Fetal scarless healing hinted that the distribution and type of collagen in the process of fetal wound healing are different from the adults, leading to completely different healing outcome [27]. In the fetal scarless healing, collagen was mainly type III collagen, sparsely distributed and arranged in a net-like shape. However, the collagen was mainly type I collagen, densely distributed and arranged parallel in adult skin healing. We found that ANBP could accelerate wound healing with increasing collagen production during the early wound healing process and inhibit scar formation with subsequent collagen deposition. The outcome is an improvement in the quality of wound healing. ANBP treatment resulted in a sparse arrangement of the collagen, similar to normal skin collagen distribution, reduced collagen content and prevented the formation of the nodular structures typically found in scar tissue. Interestingly, the ratio of type III collagen/type I collagen in the later stages of wound healing was significantly higher in ANBP group compared to the control. These results demonstrated that ANBP treatment not only reduced collagen synthesis and blocked excessive deposition of collagen but also promoted collagen maturity, thus inhibiting the formation of scar. The mechanism of the effect of ANBP on collagen expression is different in the early and late stages of wound healing, which is beneficial for wound closure and scar diminution.

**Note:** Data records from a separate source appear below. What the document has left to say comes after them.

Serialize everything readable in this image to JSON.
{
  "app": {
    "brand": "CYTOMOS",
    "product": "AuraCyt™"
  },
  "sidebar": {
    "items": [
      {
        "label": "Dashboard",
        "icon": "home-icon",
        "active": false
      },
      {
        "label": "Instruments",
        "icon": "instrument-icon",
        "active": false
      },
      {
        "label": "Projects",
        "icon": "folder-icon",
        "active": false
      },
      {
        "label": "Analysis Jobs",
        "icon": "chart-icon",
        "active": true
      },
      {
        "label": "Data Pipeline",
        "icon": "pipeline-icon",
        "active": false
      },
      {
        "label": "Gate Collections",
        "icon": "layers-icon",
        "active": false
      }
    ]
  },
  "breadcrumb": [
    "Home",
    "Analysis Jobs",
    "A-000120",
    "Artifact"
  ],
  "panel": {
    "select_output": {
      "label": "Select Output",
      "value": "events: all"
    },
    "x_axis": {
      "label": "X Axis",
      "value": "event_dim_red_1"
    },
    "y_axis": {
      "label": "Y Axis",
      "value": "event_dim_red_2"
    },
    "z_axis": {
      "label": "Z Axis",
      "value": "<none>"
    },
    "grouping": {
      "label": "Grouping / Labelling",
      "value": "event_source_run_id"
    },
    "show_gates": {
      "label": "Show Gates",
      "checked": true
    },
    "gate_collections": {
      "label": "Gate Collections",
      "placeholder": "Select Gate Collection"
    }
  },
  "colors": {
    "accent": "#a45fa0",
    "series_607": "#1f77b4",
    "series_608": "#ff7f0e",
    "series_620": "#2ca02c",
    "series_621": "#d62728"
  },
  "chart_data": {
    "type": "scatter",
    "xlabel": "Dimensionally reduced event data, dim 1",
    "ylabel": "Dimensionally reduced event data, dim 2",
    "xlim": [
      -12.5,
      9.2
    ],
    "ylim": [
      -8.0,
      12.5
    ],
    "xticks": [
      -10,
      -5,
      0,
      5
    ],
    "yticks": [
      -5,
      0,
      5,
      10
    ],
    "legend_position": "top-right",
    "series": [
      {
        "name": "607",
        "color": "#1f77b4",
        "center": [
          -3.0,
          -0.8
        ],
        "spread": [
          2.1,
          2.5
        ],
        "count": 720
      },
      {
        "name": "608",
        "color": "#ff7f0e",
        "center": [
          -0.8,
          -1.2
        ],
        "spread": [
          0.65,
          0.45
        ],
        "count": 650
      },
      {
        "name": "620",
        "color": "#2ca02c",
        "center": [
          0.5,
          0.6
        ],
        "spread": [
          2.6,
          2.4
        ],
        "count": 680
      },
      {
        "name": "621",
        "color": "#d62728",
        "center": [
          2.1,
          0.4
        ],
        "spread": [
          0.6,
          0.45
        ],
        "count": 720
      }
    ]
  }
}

Smad2/Smad3 signalling system of the TGF-β1/Smad-dependent pathway is considered an important pathway in scar formation [28]–[30]. Our hypothesis was that ANBP treatment may promote wound healing and reduce scarring by regulating the TGF-β1/Smad-dependent pathway. These outcomes cannot be achieved simultaneously by inhibiting either TGFβ1 or Smad proteins alone. Here, we found that ANBP treatment significantly increased the protein and mRNA expression of TGF-β1, Smad2 and Smad 3 during the early stage post-wounding, while the expressions of TGF-β1, Smad2, Smad3 were markedly decreased on the ANBP group at the later time of healing. These results supported the notion that ANBP may act by regulating TGFβ1/Smad-dependent pathway. ANBP treatment could promote wound healing early due to activation of the TGF-β1 signaling pathway, and inhibit scar formation at later stages due to inhibition of the TGF-β1 signaling pathway. Taken together, these findings suggest that ANBP promote wound healing and reduce scarring by bidirectional regulation of the TGF-β1/Smad-dependent pathway.

In summary, we provide evidence of a new therapeutic strategy that ANBP plays dual roles by both promoting wound healing and alleviating scar formation in rabbit ear models. Our data indicate that the potential therapeutic effects of ANBP are better than those of existing measures to promote wound healing and inhibit scar formation, strongly suggesting that it is possible to achieve these seemingly contradictory effects with a single treatment. Ultralow temperature broken ANBP powder holds promise for future clinical applications to treat non-healing or abnormal wounds and hypertrophic scars.